The Court of Ardor in Southern Middle Earth
- Publishers: Iron Crown Enterprises
- Publication: 1983
- Genres: Role-playing
- Parent games: Middle-earth Role Playing
- ISBN: 9780047930713

= The Court of Ardor in Southern Middle Earth =

1983 fantasy role-playing game supplement

The Court of Ardor in Southern Middle Earth is a 1983 fantasy role-playing game supplement published by Iron Crown Enterprises for Middle-earth Role Playing.

==Contents==
The Court of Ardor in Southern Middle Earth is a supplement which describes the lands of far southern Middle-earth.

==Reception==
Jonathan Sutherland reviewed the Court of Ardor - In Southern Middle Earth for White Dwarf #50, giving it an overall rating of 7 out of 10, and stated that "The format is the same as the previous volumes, and as well as the major characteristics, mentioning Sauron's influence in the land, the nature of society and suggested scenarios for the players."

Robert E. James reviewed Ardor for Fantasy Gamer magazine and stated that "Ardor is not for inexperienced gamers, nor is it for hack-and-slash enthusiasts. It is for those who love a coherent world, a plot that won't quit, and a long-term campaign, Ardor is a great addition to I.C.E.'s version of Middle-earth, and I look for the next serving anxiously."

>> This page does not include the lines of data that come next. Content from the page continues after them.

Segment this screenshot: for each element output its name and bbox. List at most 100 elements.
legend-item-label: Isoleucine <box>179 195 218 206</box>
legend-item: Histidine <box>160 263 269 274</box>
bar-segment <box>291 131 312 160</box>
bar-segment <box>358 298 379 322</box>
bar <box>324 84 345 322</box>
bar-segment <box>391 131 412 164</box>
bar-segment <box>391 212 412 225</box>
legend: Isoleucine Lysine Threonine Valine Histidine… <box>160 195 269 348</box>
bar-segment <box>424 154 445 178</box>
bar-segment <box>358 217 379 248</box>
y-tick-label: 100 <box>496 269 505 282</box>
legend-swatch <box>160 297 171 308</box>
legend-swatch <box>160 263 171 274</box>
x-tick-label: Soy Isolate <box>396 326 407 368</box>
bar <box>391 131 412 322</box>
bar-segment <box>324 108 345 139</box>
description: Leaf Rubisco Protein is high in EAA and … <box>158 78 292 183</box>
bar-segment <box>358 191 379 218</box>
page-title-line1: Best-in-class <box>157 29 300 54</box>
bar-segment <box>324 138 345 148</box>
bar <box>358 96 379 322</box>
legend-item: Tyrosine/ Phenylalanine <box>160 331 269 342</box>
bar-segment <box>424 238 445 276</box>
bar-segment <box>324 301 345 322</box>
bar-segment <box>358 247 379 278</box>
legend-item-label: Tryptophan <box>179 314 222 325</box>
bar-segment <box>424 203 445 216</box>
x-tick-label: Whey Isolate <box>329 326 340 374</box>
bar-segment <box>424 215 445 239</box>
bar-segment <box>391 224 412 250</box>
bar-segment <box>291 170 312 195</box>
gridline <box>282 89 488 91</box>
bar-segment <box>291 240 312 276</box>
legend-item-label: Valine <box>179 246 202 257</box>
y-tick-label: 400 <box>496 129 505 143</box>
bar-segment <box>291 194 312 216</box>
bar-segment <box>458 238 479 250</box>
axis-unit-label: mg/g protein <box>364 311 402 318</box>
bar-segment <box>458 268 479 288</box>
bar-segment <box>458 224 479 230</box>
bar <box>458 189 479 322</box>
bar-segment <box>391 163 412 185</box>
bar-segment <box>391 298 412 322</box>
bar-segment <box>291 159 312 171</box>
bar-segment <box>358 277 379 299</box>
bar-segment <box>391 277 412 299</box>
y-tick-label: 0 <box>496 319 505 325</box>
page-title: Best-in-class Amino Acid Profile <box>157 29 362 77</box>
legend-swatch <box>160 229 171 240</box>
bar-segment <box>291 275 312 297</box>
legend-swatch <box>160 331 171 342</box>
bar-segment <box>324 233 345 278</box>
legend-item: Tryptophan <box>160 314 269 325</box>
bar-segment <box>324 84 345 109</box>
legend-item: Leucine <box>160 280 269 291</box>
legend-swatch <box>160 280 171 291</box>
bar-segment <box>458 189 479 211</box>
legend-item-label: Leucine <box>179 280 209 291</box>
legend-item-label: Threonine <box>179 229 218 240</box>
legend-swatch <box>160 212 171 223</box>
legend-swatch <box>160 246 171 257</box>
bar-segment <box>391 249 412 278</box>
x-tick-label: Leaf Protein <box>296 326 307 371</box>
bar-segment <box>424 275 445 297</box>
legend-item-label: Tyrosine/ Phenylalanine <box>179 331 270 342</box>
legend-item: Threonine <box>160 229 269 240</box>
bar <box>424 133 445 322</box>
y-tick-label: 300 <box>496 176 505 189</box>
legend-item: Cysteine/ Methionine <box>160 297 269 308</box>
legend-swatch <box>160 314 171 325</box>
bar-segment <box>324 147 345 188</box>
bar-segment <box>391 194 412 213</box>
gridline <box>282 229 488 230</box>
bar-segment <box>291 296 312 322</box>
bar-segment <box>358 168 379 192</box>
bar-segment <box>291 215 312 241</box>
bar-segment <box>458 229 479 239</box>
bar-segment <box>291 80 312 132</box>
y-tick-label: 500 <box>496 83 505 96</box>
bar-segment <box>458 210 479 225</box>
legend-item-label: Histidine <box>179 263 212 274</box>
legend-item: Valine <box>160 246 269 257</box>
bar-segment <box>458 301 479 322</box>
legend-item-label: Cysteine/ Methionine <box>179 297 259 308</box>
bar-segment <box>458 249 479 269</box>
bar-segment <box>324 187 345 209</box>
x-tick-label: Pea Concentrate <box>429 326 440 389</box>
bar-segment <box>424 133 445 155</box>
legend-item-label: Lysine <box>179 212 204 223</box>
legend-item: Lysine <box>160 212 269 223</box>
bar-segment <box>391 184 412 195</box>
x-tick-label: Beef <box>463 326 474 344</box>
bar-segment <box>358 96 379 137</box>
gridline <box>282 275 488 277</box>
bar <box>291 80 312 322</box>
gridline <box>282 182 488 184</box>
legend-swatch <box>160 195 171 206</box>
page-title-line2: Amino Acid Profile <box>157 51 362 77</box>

William A. Barton reviewed The Court of Ardor in Southern Middle Earth in The Space Gamer No. 73. Barton commented that "It is notable in covering an area that is completedly removed from those in which LOTR is set, allowing GMs and players the greatest freedom of action without fear of changing the history of Middle-earth as outlined in LOTR. A lot of original material here."